I. Compare and contrast an Internet vulnerability assessment with an intranet vulnerability assessment. Explain the differences and similarities.
II. Construct the sequence of processes that make up an intranet vulnerability assessment. Although they are the same steps as an Internet assessment, the details of each step are different:
• Planning, scheduling, and notification of the penetration testing: There will be substantially more systems to assess. Intranet administrators often prefer that penetration testing is performed during working hours.
• Target selection: At first, the penetration test scanning and analysis should focus on testing only the highest-value and most critical systems. As the configuration of these systems is improved, and fewer candidate vulnerabilities are found in the scanning step, the target list can be expanded.
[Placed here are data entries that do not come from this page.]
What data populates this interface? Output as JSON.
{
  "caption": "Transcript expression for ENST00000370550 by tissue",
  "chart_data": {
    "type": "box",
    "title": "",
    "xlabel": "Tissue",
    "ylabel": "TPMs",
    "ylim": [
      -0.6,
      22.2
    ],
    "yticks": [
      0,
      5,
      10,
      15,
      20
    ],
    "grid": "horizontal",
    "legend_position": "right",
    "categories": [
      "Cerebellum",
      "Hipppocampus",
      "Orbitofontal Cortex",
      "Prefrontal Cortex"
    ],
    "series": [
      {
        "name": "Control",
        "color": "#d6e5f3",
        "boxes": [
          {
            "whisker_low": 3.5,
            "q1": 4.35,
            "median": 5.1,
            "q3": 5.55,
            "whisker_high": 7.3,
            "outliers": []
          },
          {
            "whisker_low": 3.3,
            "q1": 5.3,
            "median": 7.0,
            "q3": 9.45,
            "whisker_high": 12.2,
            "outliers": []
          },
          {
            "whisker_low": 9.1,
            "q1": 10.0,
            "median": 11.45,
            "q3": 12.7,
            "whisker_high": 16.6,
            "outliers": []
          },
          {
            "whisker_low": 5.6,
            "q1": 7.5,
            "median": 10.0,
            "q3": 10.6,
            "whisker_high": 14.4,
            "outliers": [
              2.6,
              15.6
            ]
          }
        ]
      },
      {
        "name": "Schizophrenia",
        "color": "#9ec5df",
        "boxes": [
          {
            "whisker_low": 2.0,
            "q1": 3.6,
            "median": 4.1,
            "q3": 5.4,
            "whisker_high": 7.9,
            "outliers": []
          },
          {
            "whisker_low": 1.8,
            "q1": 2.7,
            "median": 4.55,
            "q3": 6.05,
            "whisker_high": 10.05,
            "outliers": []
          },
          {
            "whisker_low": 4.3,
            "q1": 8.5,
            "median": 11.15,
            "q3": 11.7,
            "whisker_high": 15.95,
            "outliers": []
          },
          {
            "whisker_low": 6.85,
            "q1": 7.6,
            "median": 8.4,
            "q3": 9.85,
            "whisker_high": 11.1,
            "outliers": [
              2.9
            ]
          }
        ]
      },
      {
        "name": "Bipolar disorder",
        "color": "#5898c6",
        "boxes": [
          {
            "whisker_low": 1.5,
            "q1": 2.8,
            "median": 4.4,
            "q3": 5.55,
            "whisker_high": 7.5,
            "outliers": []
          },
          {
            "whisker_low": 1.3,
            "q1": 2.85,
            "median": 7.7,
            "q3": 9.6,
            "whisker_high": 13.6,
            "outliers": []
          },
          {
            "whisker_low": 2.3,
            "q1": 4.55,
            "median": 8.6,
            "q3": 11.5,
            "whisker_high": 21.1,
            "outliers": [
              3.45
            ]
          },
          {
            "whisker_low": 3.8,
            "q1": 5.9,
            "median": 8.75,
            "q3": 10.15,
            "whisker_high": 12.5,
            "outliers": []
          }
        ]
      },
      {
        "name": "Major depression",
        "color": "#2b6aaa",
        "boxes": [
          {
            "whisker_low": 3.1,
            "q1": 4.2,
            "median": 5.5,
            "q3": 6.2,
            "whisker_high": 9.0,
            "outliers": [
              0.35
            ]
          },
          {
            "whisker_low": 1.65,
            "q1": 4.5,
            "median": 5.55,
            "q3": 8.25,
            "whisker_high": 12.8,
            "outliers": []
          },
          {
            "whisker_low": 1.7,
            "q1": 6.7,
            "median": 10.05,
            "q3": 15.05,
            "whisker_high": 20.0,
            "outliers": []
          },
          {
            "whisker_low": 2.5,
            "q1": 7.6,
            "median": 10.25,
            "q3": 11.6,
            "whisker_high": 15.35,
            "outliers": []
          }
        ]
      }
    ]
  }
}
• Test selection: The selection of the tests to be performed usually evolves over time to correspond with the evolution of the threat environment. Most organizations focus their intranet scanning efforts on a few critical vulnerabilities at first, and then expand the test pool to include more scripts.
• Scanning: Just as it is in Internet scanning, the process should be monitored so that if an invasive penetration test causes disruption, it can be reported for repair.
• Analysis: It follows the same three steps as Internet analysis: classify, validate, and document.
• Record keeping: It is identical to the one followed in an Internet vulnerability analysis.